All this extra sand could be an opportunity for Greenland, Bendixen found. Right now, fishing is keeping the economy afloat—fish and shellfish sales make up about 90 percent of the country’s revenue. Arctic tourism is also a growing industry. The problem is, these economic sources themselves will probably not be enough to meet the welfare needs of the country’s aging population.

“Greenland has a lot of sand, and the world is lacking sand,” says Bendixen. “Our environment is build on sand—in asphalt, concrete, everything that makes up our modern cities.” As the global population grows, sand needs will continue to surge. And it’s a nonrenewable resource—each new building and road constructed uses fresh sand, usually mined from inland pits.

In 2015, Greenland gross domestic product was $2.22 billion. If tapped, the country’s sandbeds could bring the same amount of money by 2050, according to data included in the article.

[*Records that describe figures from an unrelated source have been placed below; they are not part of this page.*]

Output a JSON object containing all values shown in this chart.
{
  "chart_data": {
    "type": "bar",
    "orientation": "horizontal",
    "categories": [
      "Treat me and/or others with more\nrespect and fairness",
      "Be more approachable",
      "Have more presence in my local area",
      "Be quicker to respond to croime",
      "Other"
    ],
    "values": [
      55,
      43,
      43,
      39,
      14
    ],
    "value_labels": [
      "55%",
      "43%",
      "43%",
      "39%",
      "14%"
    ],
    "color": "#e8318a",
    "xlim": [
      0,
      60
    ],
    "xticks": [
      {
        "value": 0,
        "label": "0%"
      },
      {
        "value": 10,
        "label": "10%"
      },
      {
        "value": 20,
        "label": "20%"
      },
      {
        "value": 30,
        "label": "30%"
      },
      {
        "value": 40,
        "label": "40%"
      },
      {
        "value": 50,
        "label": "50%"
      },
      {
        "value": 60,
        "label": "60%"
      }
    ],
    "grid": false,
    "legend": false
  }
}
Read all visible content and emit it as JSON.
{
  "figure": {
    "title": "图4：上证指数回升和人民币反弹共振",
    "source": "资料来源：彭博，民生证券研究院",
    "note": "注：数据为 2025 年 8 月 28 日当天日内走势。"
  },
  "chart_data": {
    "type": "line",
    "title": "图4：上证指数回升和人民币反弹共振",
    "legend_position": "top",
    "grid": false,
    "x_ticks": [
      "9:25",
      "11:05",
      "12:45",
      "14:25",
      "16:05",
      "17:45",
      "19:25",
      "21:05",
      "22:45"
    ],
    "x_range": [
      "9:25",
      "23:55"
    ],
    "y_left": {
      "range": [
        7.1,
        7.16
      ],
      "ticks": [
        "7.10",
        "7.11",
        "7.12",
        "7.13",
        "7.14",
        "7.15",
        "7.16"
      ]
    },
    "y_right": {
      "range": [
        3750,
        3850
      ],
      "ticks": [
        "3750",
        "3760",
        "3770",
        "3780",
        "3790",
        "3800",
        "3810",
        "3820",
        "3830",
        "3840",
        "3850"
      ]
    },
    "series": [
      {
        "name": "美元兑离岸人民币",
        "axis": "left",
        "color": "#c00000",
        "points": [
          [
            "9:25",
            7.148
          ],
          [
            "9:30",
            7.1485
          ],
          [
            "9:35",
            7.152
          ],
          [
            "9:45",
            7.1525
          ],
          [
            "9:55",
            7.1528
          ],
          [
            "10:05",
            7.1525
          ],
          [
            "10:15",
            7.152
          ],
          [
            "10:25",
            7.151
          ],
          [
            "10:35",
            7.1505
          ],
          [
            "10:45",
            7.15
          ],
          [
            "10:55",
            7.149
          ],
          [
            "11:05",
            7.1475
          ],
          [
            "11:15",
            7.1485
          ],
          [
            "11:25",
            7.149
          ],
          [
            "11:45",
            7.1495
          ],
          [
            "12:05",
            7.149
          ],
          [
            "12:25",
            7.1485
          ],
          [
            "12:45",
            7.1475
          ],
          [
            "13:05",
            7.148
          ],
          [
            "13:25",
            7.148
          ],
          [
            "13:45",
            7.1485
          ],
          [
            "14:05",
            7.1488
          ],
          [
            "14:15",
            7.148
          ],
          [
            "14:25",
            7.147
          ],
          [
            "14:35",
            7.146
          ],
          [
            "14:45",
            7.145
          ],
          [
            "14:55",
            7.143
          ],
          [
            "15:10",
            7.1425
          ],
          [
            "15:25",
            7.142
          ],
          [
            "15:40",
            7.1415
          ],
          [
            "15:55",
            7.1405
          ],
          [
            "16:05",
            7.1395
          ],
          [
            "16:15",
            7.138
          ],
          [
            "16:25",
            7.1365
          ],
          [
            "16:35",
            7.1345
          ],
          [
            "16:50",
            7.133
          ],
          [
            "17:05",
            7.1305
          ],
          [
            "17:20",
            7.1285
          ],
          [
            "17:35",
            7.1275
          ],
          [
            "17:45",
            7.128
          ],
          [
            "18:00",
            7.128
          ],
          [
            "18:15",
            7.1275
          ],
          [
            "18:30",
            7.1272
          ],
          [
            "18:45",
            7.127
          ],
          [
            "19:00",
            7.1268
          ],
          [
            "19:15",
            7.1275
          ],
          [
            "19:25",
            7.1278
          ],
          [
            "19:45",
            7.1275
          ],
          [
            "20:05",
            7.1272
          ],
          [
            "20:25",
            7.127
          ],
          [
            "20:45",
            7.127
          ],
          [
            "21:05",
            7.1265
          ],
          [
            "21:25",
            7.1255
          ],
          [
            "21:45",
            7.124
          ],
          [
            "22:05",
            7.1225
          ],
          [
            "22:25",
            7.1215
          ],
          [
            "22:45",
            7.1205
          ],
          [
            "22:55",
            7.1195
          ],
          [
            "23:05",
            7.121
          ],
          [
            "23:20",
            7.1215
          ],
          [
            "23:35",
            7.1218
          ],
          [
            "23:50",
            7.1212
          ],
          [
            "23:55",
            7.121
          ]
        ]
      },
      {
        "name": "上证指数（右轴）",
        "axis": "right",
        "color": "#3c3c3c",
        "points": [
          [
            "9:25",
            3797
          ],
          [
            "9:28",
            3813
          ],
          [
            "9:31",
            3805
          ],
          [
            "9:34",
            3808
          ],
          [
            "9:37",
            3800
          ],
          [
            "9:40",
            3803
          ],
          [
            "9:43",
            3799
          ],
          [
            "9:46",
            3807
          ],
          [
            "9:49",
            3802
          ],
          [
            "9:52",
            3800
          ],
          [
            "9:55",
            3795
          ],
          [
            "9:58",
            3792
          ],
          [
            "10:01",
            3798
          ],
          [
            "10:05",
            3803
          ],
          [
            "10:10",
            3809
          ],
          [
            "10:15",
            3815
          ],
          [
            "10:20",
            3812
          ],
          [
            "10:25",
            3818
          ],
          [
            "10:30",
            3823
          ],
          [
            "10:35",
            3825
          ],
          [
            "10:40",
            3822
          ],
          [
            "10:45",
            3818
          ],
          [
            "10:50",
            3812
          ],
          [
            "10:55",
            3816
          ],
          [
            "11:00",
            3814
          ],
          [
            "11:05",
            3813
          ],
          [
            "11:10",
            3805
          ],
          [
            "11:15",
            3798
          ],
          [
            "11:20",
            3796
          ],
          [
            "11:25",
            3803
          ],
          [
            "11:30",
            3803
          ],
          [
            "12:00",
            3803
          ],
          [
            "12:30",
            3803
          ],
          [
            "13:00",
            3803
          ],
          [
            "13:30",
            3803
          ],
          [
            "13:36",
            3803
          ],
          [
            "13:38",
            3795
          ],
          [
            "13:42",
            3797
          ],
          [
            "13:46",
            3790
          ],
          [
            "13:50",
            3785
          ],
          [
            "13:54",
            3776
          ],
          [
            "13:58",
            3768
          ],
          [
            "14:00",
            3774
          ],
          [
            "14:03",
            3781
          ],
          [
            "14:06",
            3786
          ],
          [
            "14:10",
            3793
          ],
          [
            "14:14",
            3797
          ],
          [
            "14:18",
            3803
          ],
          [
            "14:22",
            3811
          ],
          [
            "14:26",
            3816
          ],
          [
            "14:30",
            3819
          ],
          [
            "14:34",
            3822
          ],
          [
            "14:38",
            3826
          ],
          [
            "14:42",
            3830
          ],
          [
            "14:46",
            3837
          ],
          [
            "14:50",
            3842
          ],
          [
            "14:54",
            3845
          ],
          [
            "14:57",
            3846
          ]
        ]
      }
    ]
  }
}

Of course, sand mining off Greenland’s coast doesn’t come without environmental damage. In the process, sand is literally sucked off the bottom of the ocean and conveyed onto barges. Aside from the energy and fuel needed, dredging also directly disturbs the aquatic environment, potentially harming marine life and increasing the cloudiness of waters, which blocks light used by seagrasses. Dredging equipment has also accidentally introduced invasive species.

Bendixen doesn’t deny these impacts, and emphasizes that more studies need to done to evaluate them. “That would be something that an environmental impact assessment must address,” says Bendixen. “One of the big things [that must be considered] is how the the ecosystem and the environment are affected by this dredging.”

She acknowledges that the report is controversial, and is expecting to find people who disagree with the sand mining proposal. However, she sees herself as having discovered an option, rather than recommending a definite course of action. “We’re actually just natural scientists who discovered this,” she says. “We want to discuss it with the Greenlandic policymakers, just to let them know that this is an option.” It might also be an option for the rest of the world: another path to essential silica, theoretically without the violence.